Je komplexer die Systeme …

Die Vermessung der Welt verbessert die ­Präzision der Daten, nicht jene der Entscheidungen.

Leitartikel ••• Von Sabine Bretschneider

 

WENN QUANTEN SPRINGEN. Vor einem Jahr, im April 2024, gelang einem Team an der TU Wien ein Durchbruch. Geliefert wurde die Grundlage für die weltweit erste „Atomkernuhr”. Sie ermöglicht die präziseste Zeitmessung, die es je gab; bald soll der Prototyp stehen. Ein interessantes Detail: „Zeit” als eigenständige, fundamentale physikalische Realität existiert gar nicht. Wenn man sich in der Physik bis zur Quantengravitation durchgräbt, verschwindet die „Zeit” aus den Gleichungen. Veränderung ja, aber Zeit …

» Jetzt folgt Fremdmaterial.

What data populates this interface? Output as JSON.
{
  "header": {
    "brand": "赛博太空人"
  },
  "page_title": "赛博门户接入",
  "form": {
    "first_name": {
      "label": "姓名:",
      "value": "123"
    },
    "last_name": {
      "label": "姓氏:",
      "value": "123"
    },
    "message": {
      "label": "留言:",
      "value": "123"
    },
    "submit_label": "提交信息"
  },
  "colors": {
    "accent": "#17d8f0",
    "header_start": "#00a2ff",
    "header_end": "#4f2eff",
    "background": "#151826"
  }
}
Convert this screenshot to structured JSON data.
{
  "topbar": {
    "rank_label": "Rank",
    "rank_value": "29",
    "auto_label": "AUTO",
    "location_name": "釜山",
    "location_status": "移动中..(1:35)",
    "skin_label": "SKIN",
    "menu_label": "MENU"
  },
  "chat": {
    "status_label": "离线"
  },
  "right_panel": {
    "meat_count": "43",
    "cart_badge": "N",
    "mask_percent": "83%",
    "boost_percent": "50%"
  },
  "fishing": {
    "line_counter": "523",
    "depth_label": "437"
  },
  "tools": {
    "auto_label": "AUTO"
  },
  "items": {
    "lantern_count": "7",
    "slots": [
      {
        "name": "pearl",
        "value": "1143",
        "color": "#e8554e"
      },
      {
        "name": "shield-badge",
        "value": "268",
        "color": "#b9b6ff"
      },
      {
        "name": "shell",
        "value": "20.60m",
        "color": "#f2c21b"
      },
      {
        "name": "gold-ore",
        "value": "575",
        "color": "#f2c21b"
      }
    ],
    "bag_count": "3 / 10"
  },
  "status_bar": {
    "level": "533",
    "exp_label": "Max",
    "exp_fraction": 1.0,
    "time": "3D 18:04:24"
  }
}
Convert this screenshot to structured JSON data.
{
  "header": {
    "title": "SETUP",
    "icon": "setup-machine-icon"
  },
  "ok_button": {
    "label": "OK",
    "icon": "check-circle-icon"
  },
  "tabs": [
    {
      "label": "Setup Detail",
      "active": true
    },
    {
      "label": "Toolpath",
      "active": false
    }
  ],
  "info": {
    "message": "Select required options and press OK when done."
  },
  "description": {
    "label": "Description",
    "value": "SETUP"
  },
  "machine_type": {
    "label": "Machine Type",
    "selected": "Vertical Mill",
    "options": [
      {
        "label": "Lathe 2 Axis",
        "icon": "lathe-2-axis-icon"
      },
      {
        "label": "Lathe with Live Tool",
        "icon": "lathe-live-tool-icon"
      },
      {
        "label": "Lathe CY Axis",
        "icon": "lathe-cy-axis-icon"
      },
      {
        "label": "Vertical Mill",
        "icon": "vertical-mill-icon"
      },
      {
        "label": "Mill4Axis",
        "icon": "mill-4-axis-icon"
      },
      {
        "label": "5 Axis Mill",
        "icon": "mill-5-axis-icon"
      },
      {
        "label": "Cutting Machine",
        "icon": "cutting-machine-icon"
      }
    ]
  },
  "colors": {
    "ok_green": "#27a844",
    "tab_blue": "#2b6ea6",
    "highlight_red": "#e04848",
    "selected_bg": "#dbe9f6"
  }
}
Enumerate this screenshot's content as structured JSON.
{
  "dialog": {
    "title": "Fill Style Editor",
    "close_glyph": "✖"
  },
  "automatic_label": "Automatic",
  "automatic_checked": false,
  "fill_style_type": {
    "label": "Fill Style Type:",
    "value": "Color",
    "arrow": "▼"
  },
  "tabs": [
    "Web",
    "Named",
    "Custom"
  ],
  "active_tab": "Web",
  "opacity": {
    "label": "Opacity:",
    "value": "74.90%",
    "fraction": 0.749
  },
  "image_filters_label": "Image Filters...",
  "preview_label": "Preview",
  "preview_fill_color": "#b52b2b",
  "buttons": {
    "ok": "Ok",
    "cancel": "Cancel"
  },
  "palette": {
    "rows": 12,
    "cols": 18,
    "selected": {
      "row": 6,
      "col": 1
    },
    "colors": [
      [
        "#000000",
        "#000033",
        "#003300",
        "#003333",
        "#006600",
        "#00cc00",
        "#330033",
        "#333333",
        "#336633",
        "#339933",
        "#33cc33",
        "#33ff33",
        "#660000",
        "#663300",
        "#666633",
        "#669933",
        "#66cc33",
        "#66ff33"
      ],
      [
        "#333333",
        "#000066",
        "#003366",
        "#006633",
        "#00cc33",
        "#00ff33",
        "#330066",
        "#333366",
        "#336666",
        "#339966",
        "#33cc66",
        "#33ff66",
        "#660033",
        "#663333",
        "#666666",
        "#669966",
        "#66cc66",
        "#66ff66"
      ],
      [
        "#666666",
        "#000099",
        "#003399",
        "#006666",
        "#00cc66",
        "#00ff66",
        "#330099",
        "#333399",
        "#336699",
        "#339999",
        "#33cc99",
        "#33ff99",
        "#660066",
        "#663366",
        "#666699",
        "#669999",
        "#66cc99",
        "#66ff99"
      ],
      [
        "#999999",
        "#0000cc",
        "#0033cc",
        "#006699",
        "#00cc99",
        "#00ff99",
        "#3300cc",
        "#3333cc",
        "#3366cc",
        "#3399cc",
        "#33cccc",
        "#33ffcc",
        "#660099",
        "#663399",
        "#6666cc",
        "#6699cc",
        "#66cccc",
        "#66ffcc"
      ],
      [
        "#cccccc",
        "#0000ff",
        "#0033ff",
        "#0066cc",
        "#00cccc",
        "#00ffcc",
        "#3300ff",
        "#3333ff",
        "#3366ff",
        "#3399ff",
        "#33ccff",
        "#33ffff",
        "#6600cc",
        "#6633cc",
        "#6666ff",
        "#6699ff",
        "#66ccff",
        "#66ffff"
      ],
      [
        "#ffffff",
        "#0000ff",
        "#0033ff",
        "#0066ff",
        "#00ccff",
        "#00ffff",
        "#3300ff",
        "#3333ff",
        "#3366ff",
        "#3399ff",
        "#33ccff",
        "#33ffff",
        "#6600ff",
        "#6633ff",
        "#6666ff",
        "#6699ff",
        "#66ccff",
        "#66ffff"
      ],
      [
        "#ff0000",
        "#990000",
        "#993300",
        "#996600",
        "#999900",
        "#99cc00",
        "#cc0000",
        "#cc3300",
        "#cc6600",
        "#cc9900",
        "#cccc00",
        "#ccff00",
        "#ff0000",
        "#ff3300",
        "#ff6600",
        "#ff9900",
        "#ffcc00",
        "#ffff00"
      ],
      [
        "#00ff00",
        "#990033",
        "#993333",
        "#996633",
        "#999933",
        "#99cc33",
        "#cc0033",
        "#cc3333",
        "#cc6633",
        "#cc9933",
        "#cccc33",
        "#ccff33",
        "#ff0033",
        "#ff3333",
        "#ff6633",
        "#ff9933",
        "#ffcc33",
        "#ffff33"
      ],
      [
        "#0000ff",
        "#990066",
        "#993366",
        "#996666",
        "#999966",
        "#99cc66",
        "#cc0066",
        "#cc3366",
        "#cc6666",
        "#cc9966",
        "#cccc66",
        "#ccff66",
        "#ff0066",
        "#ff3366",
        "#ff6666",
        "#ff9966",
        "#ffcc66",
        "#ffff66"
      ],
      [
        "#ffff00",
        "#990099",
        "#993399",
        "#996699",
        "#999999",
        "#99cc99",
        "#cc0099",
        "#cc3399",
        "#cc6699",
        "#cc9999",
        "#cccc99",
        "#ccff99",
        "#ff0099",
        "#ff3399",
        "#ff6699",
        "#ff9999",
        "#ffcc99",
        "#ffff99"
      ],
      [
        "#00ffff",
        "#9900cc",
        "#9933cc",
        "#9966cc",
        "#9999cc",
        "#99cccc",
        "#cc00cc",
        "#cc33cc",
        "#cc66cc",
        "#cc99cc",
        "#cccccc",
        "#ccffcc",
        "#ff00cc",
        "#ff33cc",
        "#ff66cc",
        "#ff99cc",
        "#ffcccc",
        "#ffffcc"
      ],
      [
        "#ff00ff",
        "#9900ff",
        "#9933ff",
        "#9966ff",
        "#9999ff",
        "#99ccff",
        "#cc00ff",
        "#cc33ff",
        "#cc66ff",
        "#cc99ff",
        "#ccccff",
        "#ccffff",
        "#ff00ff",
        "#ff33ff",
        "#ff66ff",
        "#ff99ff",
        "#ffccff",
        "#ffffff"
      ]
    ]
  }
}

Nichtsdestotrotz ist Zeit in der makroskopischen Welt eine unverzichtbare Krücke. Wir lieben Präzision, nicht nur im KI-getriebenem Hochfrequenzhandel. Aber je komplexer die Systeme, desto anfälliger sind sie für unvorhergesehene Krisen. Auch die Ökonomie existiert in einem Netzwerk aus Beziehungen, Kontexten und Wechselwirkungen. Eine Konsequenz daraus erleben wir eben – globale Lieferkettenkrisen, geopolitische Spannungen … Müssen wir also lernen, weniger in messbaren Kategorien als in Zusammenhängen zu denken?

Am Beispiel Inflation: Wenn Geld an Wert einbüßt und parallel dazu auch der reale Wert bestehender Schulden sinkt, könnte man, durchaus vernunftgetrieben, Käufe tätigen, Investitionen vorziehen. Warum dennoch die Miesepeterstimmung? Weil die Inflation aus dem Ruder gelaufen ist, zu spät erkannt wurde, zu spät kommuniziert, absichtlich verschwiegen? Bei der Messung der Inflation – insbesondere beim Verbraucherpreisindex (VPI), der hierzulande verwendet wird, wird die offizielle Inflation methodisch sauber berechnet, aber die verwendeten Methoden spiegeln reale Preissteigerungen – wegen der Untergewichtung zentraler Ausgaben (insbesondere Wohnen) – und individuelle Betroffenheit nur unzureichend wider.

Wäre eine präzisere Messung der Königsweg? Die „Atomkernuhr” für den VPI? Unwahrscheinlich. Erst die daraus gezogenen Konsequenzen machen den Unterschied. Warten wir also ab. Heute ist nicht alle Tage.